Set $M(t):=\max _{[0, t]} B$.

We have the following mutually exclusive cases.

• Either $M\left(4^{k+1}\right) = M\left(4^{k}\right)$ in which case $M\left(4^{k+1}\right)-M\left(4^{k}\right) = 0$.

• Or $M\left(4^{k+1}\right) > M\left(4^{k}\right)$ meaning $M\left(4^{k+1}\right)= \max_{[4^k,4^{k+1}]} B$. On the other hand, $M\left(4^{k}\right)\geq B_{4^{k}}$. Together, this gives $M\left(4^{k+1}\right) - M\left(4^{k}\right) \leq \max_{[4^k,4^{k+1}]} B - B_{4^{k}}$.
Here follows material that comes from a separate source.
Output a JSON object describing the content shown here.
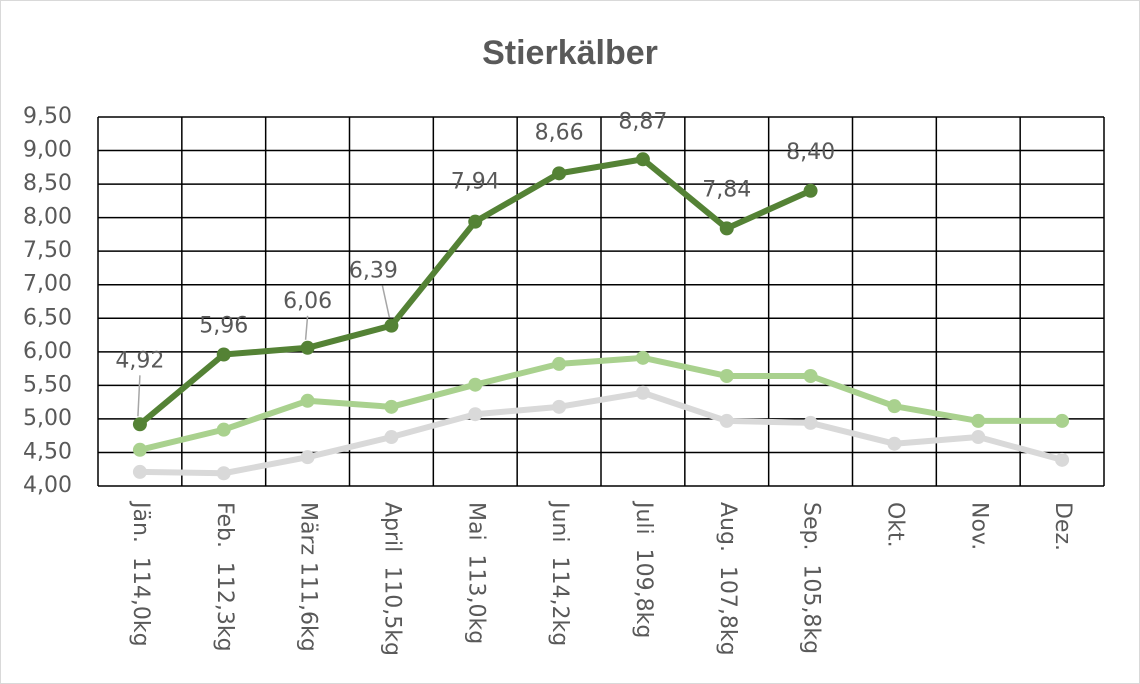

Putting the two cases together implies the certain inequality $$M\left(4^{k+1}\right) - M\left(4^{k}\right) \leq \max_{[4^k,4^{k+1}]} B - B_{4^{k}}$$ (bear in mind the r.h.s. is nonnegative).

Now the r.h.s. is

• Independent from $\mathcal{F}_{4^{k}}$, and distributed like $\max_{[0,4^{k+1}-4^k]} B$ by Markov property.
• Distributed in turn like $\left|B_{4^{k+1}-4^{k}}\right|$ by reflection principle.